A review by haifarania
Semasa by Maesy Ang, Teddy W. Kusuma

4.0

Semakin bertambah umur, selera bacaanku jadi bergeser. Aku mulai “berkewajiban” membaca buku-buku yang hype, punya review bagus di Goodreads, yang isinya thought provoking & life-changing, dan sebagainya. Lambat laun, membaca bukan lagi sebatas hobi atau kegiatan mencari kesenangan. Melainkan juga tuntutan bagiku untuk mencari sedikit perubahan dari hidup yang kian membosankan dan begini-begini saja.

Kadang aku jadi kangen dengan Haifa cilik, yang bisa dengan spontan membaca buku apa saja, menikmati jalan cerita yang disajikan penulis, membalik halaman demi halaman, tanpa harus banyak berpikir tentang apa yang ia baca.

Mungkin kerinduan semu itulah yang membuatku berkeinginan mengulangi hal serupa. Jam menunjukkan pukul 6 pagi ketika aku secara asal-asalan mengambil novel “Semasa” (yang sebenarnya milik kakakku) lalu mulai membaca buku ini sembari rebahan di kasur dengan selimut masih membungkus kaki. Aku tidak punya ekspektasi apa-apa terhadap buku ini, murni karena aku langsung merasa tertarik begitu membaca kalimat pertamanya:

Terkadang hal-hal kecil di depanmu, hal-hal yang tak signifikan sebetulnya, mengingatkanmu pada rentetan kejadian masa lalu yang –dengan cara yang kerap berbelit-belit– seolah menjelaskan keadaanmu saat ini.

"Semasa" menceritakan tentang kenangan masa kecil, realita tumbuh dewasa, perasaan kesepian, namun juga menyentuh sisi hangat seperti hubungan keluarga dan arti dari merelakan. Dengan tebal tidak sampai 200 halaman, kisah buku ini dituturkan secara apa adanya, malah cenderung biasa-biasa saja. Tidak ada adegan menggebu-gebu atau apalah.
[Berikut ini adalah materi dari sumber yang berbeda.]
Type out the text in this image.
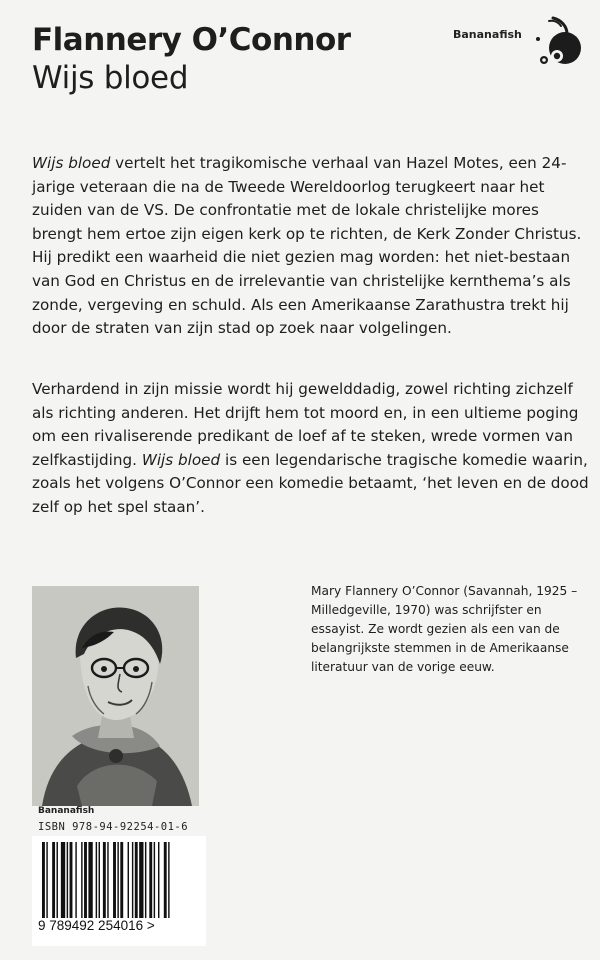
Flannery O’Connor
Wijs bloed
Bananafish

Wijs bloed vertelt het tragikomische verhaal van Hazel Motes, een 24-jarige veteraan die na de Tweede Wereldoorlog terugkeert naar het zuiden van de VS. De confrontatie met de lokale christelijke mores brengt hem ertoe zijn eigen kerk op te richten, de Kerk Zonder Christus. Hij predikt een waarheid die niet gezien mag worden: het niet-bestaan van God en Christus en de irrelevantie van christelijke kernthema’s als zonde, vergeving en schuld. Als een Amerikaanse Zarathustra trekt hij door de straten van zijn stad op zoek naar volgelingen.

Verhardend in zijn missie wordt hij gewelddadig, zowel richting zichzelf als richting anderen. Het drijft hem tot moord en, in een ultieme poging om een rivaliserende predikant de loef af te steken, wrede vormen van zelfkastijding. Wijs bloed is een legendarische tragische komedie waarin, zoals het volgens O’Connor een komedie betaamt, ‘het leven en de dood zelf op het spel staan’.

Mary Flannery O’Connor (Savannah, 1925 – Milledgeville, 1970) was schrijfster en essayist. Ze wordt gezien als een van de belangrijkste stemmen in de Amerikaanse literatuur van de vorige eeuw.

Bananafish
ISBN 978-94-92254-01-6
9 789492 254016 >
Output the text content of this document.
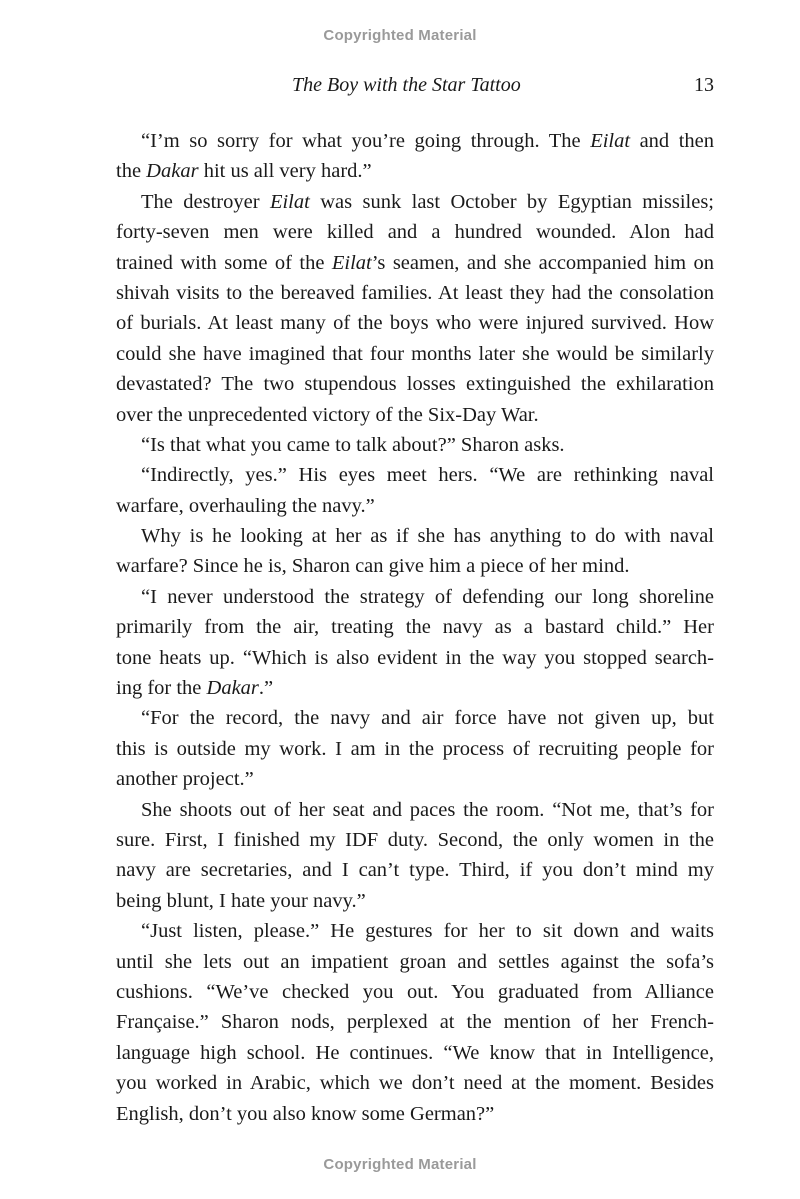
Copyrighted Material
The Boy with the Star Tattoo	13
“I’m so sorry for what you’re going through. The Eilat and then
the Dakar hit us all very hard.”
The destroyer Eilat was sunk last October by Egyptian missiles;
forty-seven men were killed and a hundred wounded. Alon had
trained with some of the Eilat’s seamen, and she accompanied him on
shivah visits to the bereaved families. At least they had the consolation
of burials. At least many of the boys who were injured survived. How
could she have imagined that four months later she would be similarly
devastated? The two stupendous losses extinguished the exhilaration
over the unprecedented victory of the Six-Day War.
“Is that what you came to talk about?” Sharon asks.
“Indirectly, yes.” His eyes meet hers. “We are rethinking naval
warfare, overhauling the navy.”
Why is he looking at her as if she has anything to do with naval
warfare? Since he is, Sharon can give him a piece of her mind.
“I never understood the strategy of defending our long shoreline
primarily from the air, treating the navy as a bastard child.” Her
tone heats up. “Which is also evident in the way you stopped search-
ing for the Dakar.”
“For the record, the navy and air force have not given up, but
this is outside my work. I am in the process of recruiting people for
another project.”
She shoots out of her seat and paces the room. “Not me, that’s for
sure. First, I finished my IDF duty. Second, the only women in the
navy are secretaries, and I can’t type. Third, if you don’t mind my
being blunt, I hate your navy.”
“Just listen, please.” He gestures for her to sit down and waits
until she lets out an impatient groan and settles against the sofa’s
cushions. “We’ve checked you out. You graduated from Alliance
Française.” Sharon nods, perplexed at the mention of her French-
language high school. He continues. “We know that in Intelligence,
you worked in Arabic, which we don’t need at the moment. Besides
English, don’t you also know some German?”
Copyrighted Material
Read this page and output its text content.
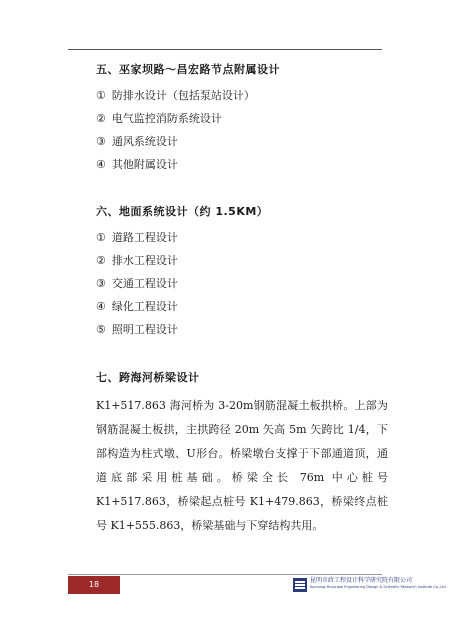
五、巫家坝路～昌宏路节点附属设计
① 防排水设计（包括泵站设计）
② 电气监控消防系统设计
③ 通风系统设计
④ 其他附属设计
六、地面系统设计（约 1.5KM）
① 道路工程设计
② 排水工程设计
③ 交通工程设计
④ 绿化工程设计
⑤ 照明工程设计
七、跨海河桥梁设计

K1+517.863 海河桥为 3-20m钢筋混凝土板拱桥。上部为钢筋混凝土板拱，主拱跨径 20m 矢高 5m 矢跨比 1/4，下部构造为柱式墩、U形台。桥梁墩台支撑于下部通道顶，通道底部采用桩基础。桥梁全长 76m 中心桩号 K1+517.863，桥梁起点桩号 K1+479.863，桥梁终点桩号 K1+555.863，桥梁基础与下穿结构共用。

18	昆明市政工程设计科学研究院有限公司
Kunming Municipal Engineering Design & Scientific Research Institute Co.,Ltd.
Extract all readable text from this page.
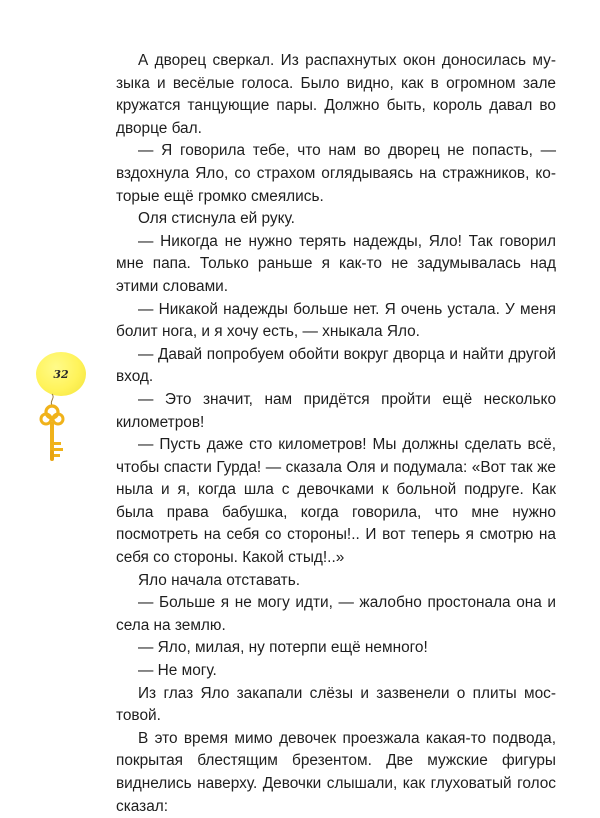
32

А дворец сверкал. Из распахнутых окон доносилась музыка и весёлые голоса. Было видно, как в огромном зале кружатся танцующие пары. Должно быть, король давал во дворце бал.

— Я говорила тебе, что нам во дворец не попасть, — вздохнула Яло, со страхом оглядываясь на стражников, которые ещё громко смеялись.

Оля стиснула ей руку.

— Никогда не нужно терять надежды, Яло! Так говорил мне папа. Только раньше я как-то не задумывалась над этими словами.

— Никакой надежды больше нет. Я очень устала. У меня болит нога, и я хочу есть, — хныкала Яло.

— Давай попробуем обойти вокруг дворца и найти другой вход.

— Это значит, нам придётся пройти ещё несколько километров!

— Пусть даже сто километров! Мы должны сделать всё, чтобы спасти Гурда! — сказала Оля и подумала: «Вот так же ныла и я, когда шла с девочками к больной подруге. Как была права бабушка, когда говорила, что мне нужно посмотреть на себя со стороны!.. И вот теперь я смотрю на себя со стороны. Какой стыд!..»

Яло начала отставать.

— Больше я не могу идти, — жалобно простонала она и села на землю.

— Яло, милая, ну потерпи ещё немного!

— Не могу.

Из глаз Яло закапали слёзы и зазвенели о плиты мостовой.

В это время мимо девочек проезжала какая-то подвода, покрытая блестящим брезентом. Две мужские фигуры виднелись наверху. Девочки слышали, как глуховатый голос сказал:
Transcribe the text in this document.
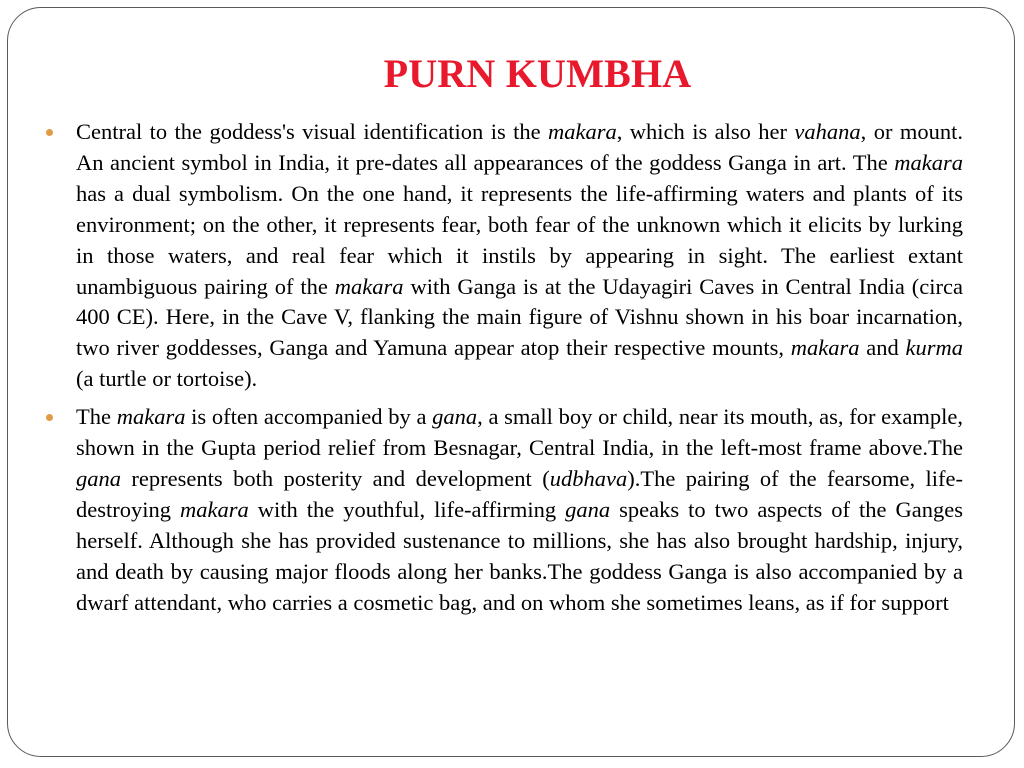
PURN KUMBHA
Central to the goddess's visual identification is the makara, which is also her vahana, or mount. An ancient symbol in India, it pre-dates all appearances of the goddess Ganga in art. The makara has a dual symbolism. On the one hand, it represents the life-affirming waters and plants of its environment; on the other, it represents fear, both fear of the unknown which it elicits by lurking in those waters, and real fear which it instils by appearing in sight. The earliest extant unambiguous pairing of the makara with Ganga is at the Udayagiri Caves in Central India (circa 400 CE). Here, in the Cave V, flanking the main figure of Vishnu shown in his boar incarnation, two river goddesses, Ganga and Yamuna appear atop their respective mounts, makara and kurma (a turtle or tortoise).
The makara is often accompanied by a gana, a small boy or child, near its mouth, as, for example, shown in the Gupta period relief from Besnagar, Central India, in the left-most frame above.The gana represents both posterity and development (udbhava).The pairing of the fearsome, life-destroying makara with the youthful, life-affirming gana speaks to two aspects of the Ganges herself. Although she has provided sustenance to millions, she has also brought hardship, injury, and death by causing major floods along her banks.The goddess Ganga is also accompanied by a dwarf attendant, who carries a cosmetic bag, and on whom she sometimes leans, as if for support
Begitu menutup buku, barulah aku menyadari. Mungkin sebuah buku tidak perlu jadi "luar biasa" untuk bisa meninggalkan kesan di hati pembacanya.

Selama ini, aku selalu menilai seberapa bagusnya sebuah buku dari seberapa impactful isi buku tersebut padaku. “Semasa” bukanlah tipikal buku seperti itu. Alih-alih, Semasa mengingatkanku tentang kisah orang biasa-biasa saja. Saking biasanya, cerita buku ini mungkin bisa dialami oleh orang-orang di sekelilingku, atau bahkan diriku sendiri. Kisah Coro, Sachi, Bapak, Bibi Sari, serta Paman Giofridis membuatku merasakan sebuah kedekatan layaknya perasaan hangat ketika pulang ke rumah atau mengingat kenangan indah. Sederhana, namun cukup untuk membuatku mengakhirinya dengan senyuman.